The idiom, fully assembled
One more upgrade and the recipe reaches its final form. The raw input and the parsed number are one concept in two forms, which is lesson 5.2's cue exactly, shadow straight through the type change:
use std::io;
fn main() {
println!("How old are you?");
let mut age = String::new();
io::stdin()
.read_line(&mut age)
.expect("failed to read input");
let age: u32 = age.trim().parse().expect("that wasn't a whole number");
println!("Next year you'll be {}.", age + 1);
}
age the String becomes age the u32, the stringly version drops safely out of reach, and every line reads as English. This exact shape (read, then let name: type = name.trim().parse().expect(...)) is how the rest of this course reads numbers, and as of this lesson, every word of it is yours. The packaged version from lesson 2.2, a read_number() function with the recipe inside, stays the right call the moment a program needs two or more numbers (the chapter 4 quiz's calculator owes its tidiness to it).
Quiz time
Question #1
For each input typed at the prompt, does let n: i32 = input.trim().parse().expect("no"); produce a value or a panic?

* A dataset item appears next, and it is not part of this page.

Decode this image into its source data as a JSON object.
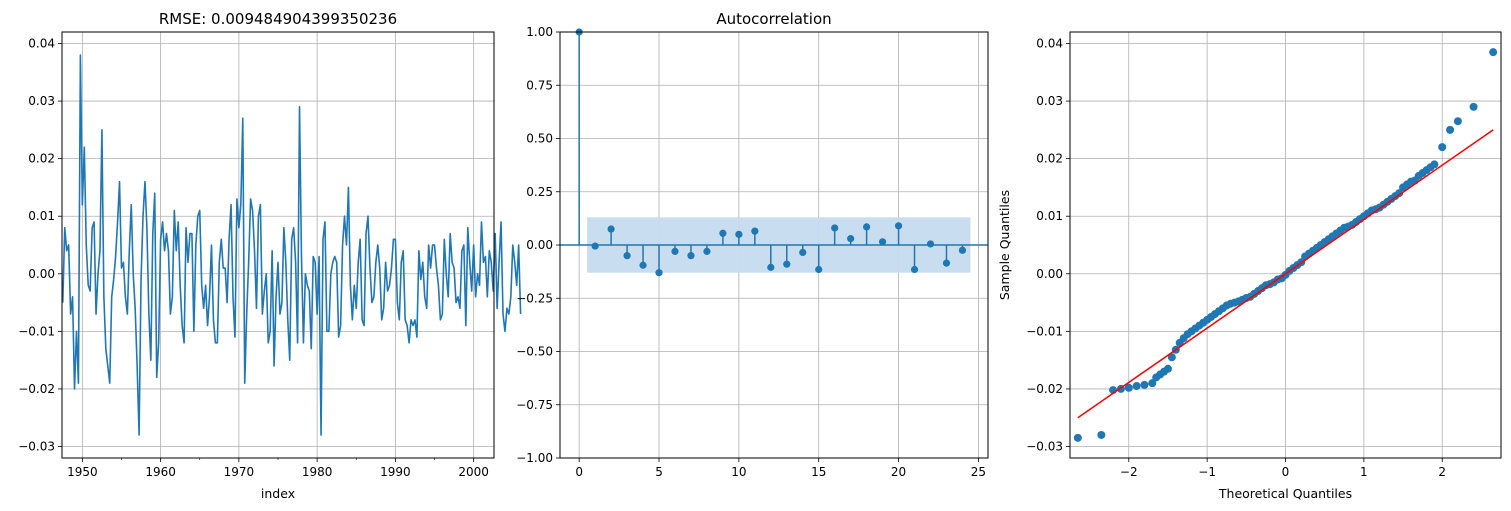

If a value, which?
a) 42 (spaces around it)
b) -7
c) 3.0
d) 12cookies
Show solution
a) The value 42: trim eats the outer spaces and the newline, leaving a clean number.

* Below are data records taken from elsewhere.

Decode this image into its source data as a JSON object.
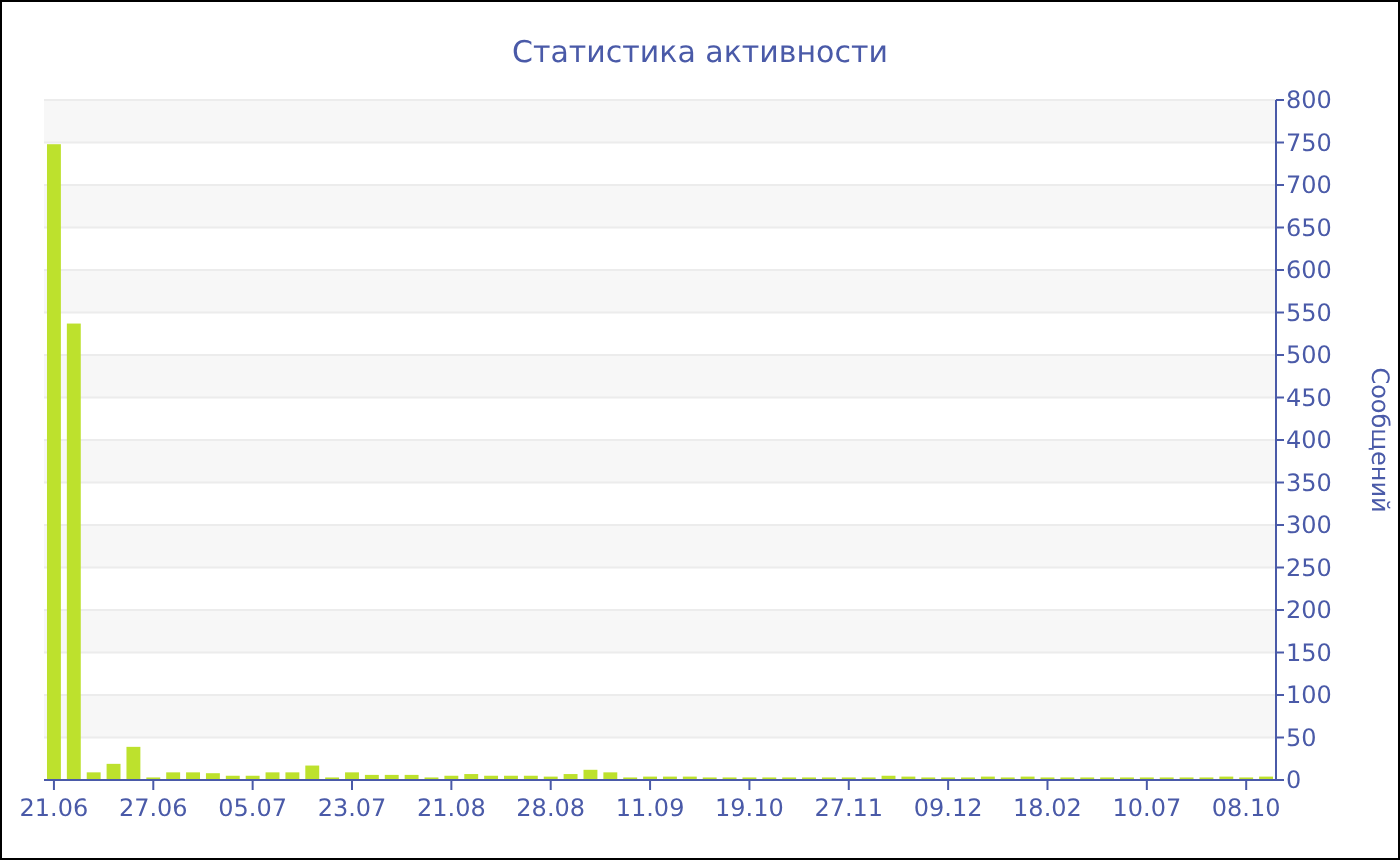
{
  "chart_data": {
    "type": "bar",
    "title": "Статистика активности",
    "ylabel": "Сообщений",
    "categories": [
      "21.06",
      null,
      null,
      null,
      null,
      "27.06",
      null,
      null,
      null,
      null,
      "05.07",
      null,
      null,
      null,
      null,
      "23.07",
      null,
      null,
      null,
      null,
      "21.08",
      null,
      null,
      null,
      null,
      "28.08",
      null,
      null,
      null,
      null,
      "11.09",
      null,
      null,
      null,
      null,
      "19.10",
      null,
      null,
      null,
      null,
      "27.11",
      null,
      null,
      null,
      null,
      "09.12",
      null,
      null,
      null,
      null,
      "18.02",
      null,
      null,
      null,
      null,
      "10.07",
      null,
      null,
      null,
      null,
      "08.10",
      null
    ],
    "values": [
      748,
      537,
      9,
      19,
      39,
      3,
      9,
      9,
      8,
      5,
      5,
      9,
      9,
      17,
      3,
      9,
      6,
      6,
      6,
      3,
      5,
      7,
      5,
      5,
      5,
      4,
      7,
      12,
      9,
      3,
      4,
      4,
      4,
      3,
      3,
      3,
      3,
      3,
      3,
      3,
      3,
      3,
      5,
      4,
      3,
      3,
      3,
      4,
      3,
      4,
      3,
      3,
      3,
      3,
      3,
      3,
      3,
      3,
      3,
      4,
      3,
      4
    ],
    "color": "#bde12d",
    "ylim": [
      0,
      800
    ],
    "yticks": [
      0,
      50,
      100,
      150,
      200,
      250,
      300,
      350,
      400,
      450,
      500,
      550,
      600,
      650,
      700,
      750,
      800
    ],
    "grid": true
  }
}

b) The value -7: a leading sign is part of a valid i32. (The same input panics if the target were u32.)
c) A panic, InvalidDigit: the dot isn't valid in an integer, and parse targeting i32 won't round, truncate, or negotiate. Parsing 3.0 needs an f64 target.
d) A panic, InvalidDigit: parse takes the whole trimmed text or nothing; trailing words aren't ignored.
Question #2
Rewrite this fragment to use the turbofish instead of the annotation, leaving the behavior identical:
let lives: u32 = "3".parse().expect("not a number");Show solution
let lives = "3".parse::<u32>().expect("not a number");
The type information moves from the variable to the call. Inference then types lives as u32 from the evidence on the right, per lesson 4.8.
Question #3
Write a temperature converter: ask for a temperature in Celsius (decimals allowed), and print the Fahrenheit equivalent to one decimal place. The formula is F = C × 9/5 + 32. A sample run:
Temperature in Celsius?
36.6
36.6 C is 97.9 F
(Careful with the formula's 9/5: lesson 4.2 taught you what integer division would do to it.)
Show solution
use std::io;
fn main() {
println!("Temperature in Celsius?");
let mut celsius = String::new();
io::stdin()
.read_line(&mut celsius)
.expect("failed to read input");
let celsius: f64 = celsius.trim().parse().expect("that wasn't a number");
let fahrenheit = celsius * 9.0 / 5.0 + 32.0;
println!("{celsius} C is {fahrenheit:.1} F");
}
The recipe with an f64 target, the shadowing idiom from this lesson, and {:.1} from lesson 5.5 keeping the output civilized. Writing 9.0 / 5.0 keeps the arithmetic in float country; 9 / 5 would be integer division, quietly computing 1, and producing conversions that are wrong by exactly enough to be embarrassing.
That closes the chapter's syllabus: constants, shadowing, both string types, formatting out, parsing in. The summary and quiz will make you use all of it at once, which is, as always, the point.